Belum tahu betul apa yang disukai oleh sang suami, Vanella melihat catatan yang diberikan Vino terlebih dahulu.

"Jadi dia nggak suka kopi. Berarti bikinin teh aja, ya. Kalau camilan dia nggak suka pedes dan nggak suka makan banyak gorengan. Kalau dikit nggak papa kan, ya? Tapi nanti kalau dia jadi batuk bisa gawat. Oh ya, buah aja deh. Kalau buah, dia suka banyak buah. Pilih dua aja deh. Semangka sama apel aja ah."

Vanella bergegas ke dapur. Di sana ada beberapa ART-nya.

Saat tengah memotong semangka, Vanella teringat sesuatu.

"Bi Sasti, mau tanya."

"Ada apa, Nyonya?" sahut Bi Sasti yang tengah memotongi sayuran.

"Obat flu yang alami apa, ya? Bibi tau nggak? Tadi lupa mau cari di internet. HP saya ada di kamar. Kalau gampang kan bisa saya bikin."

"Nyonya sakit? Kalau gitu Nyonya istirahat aja. Biar saya yang nyiapin makanan sama minuman buat tuan."

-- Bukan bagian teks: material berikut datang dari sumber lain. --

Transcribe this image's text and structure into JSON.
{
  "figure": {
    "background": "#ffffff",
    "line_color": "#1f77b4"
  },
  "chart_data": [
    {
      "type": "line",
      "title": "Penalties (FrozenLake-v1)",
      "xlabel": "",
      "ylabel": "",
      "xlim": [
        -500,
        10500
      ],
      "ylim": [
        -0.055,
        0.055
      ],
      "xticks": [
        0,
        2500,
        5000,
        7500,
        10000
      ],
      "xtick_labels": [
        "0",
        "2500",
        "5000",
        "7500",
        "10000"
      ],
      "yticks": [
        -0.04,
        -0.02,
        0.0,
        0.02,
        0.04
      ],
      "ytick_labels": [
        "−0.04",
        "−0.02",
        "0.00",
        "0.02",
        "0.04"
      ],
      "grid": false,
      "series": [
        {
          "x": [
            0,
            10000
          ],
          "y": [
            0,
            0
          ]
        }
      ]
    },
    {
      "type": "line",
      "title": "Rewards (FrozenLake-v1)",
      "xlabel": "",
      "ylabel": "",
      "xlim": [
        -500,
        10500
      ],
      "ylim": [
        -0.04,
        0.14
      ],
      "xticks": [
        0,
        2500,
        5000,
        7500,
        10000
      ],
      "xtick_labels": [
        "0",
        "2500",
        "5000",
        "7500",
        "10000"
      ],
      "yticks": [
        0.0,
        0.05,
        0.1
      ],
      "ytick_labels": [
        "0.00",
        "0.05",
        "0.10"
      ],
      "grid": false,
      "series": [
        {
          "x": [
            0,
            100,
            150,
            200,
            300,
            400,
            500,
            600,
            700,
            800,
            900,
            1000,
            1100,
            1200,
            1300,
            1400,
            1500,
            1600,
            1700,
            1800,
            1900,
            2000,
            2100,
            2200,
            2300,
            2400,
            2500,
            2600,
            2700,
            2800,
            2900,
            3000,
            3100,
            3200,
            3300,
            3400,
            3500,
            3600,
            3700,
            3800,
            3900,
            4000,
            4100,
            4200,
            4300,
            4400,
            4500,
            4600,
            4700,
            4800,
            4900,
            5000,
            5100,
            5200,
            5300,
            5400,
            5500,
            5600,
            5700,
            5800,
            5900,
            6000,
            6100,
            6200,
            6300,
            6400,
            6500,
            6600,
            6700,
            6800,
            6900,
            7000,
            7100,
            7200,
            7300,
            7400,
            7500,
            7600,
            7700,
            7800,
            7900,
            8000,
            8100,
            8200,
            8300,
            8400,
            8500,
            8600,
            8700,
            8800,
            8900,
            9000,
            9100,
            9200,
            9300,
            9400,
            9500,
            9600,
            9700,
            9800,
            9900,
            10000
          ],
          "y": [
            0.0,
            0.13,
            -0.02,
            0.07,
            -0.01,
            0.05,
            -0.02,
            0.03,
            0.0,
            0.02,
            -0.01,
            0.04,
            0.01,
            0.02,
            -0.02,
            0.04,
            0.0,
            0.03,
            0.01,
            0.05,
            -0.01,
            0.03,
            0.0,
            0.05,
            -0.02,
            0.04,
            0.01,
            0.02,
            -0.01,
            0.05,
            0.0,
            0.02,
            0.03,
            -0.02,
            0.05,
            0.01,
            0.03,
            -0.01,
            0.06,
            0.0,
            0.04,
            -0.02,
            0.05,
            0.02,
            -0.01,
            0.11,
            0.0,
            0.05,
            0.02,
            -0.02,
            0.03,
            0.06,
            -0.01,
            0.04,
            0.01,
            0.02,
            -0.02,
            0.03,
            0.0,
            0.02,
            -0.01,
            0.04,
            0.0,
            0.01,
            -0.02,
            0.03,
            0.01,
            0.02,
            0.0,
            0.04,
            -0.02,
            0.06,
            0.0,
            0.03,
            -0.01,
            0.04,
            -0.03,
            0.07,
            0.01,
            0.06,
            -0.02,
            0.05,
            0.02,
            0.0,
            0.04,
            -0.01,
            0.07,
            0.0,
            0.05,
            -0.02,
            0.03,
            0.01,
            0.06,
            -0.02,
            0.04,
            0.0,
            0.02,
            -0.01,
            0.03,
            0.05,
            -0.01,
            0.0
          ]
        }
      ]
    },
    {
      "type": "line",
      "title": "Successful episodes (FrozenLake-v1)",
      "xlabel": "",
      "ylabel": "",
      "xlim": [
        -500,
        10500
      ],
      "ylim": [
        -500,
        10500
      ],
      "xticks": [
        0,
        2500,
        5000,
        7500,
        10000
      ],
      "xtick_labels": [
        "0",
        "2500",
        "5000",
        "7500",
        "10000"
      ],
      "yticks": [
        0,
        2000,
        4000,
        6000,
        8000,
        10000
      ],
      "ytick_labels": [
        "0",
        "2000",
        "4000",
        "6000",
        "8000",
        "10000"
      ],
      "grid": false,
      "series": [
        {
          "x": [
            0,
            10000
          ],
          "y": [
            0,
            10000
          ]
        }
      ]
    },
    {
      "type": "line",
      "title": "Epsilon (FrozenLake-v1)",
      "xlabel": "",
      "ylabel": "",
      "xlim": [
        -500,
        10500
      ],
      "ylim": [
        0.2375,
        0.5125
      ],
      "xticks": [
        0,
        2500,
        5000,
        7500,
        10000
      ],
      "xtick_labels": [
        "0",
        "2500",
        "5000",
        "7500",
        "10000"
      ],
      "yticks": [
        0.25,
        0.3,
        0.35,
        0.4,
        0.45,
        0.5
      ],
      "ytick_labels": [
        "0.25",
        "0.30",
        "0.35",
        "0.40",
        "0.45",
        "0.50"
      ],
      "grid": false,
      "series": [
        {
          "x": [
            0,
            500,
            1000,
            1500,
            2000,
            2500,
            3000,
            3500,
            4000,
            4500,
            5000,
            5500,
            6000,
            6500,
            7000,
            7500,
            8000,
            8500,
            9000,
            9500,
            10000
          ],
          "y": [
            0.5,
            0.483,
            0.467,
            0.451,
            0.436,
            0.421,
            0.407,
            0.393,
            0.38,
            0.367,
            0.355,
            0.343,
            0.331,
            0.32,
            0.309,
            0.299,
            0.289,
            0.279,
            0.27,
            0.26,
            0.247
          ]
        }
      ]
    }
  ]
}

"Enggak kok, Bi. Justru Vino yang sakit. Dia lagi flu kayanya."

"Flu? Kayanya tuan sehat-sehat aja, Nyonya."

"Tapi dari tadi seharian dia pake masker, Bi. Di rumah aja pake masker. Berarti kan lumayan parah flunya. Eh flu apa batuk, ya. Kalau batuk kayanya nggak denger dia batuk."

Dahi Bu Sasti mengernyit. Dia berhenti memotong sayuran. "Kapan tuan pake masker, Nyonya? Tadi tuan beberapa kali ke dapur nggak pake kok."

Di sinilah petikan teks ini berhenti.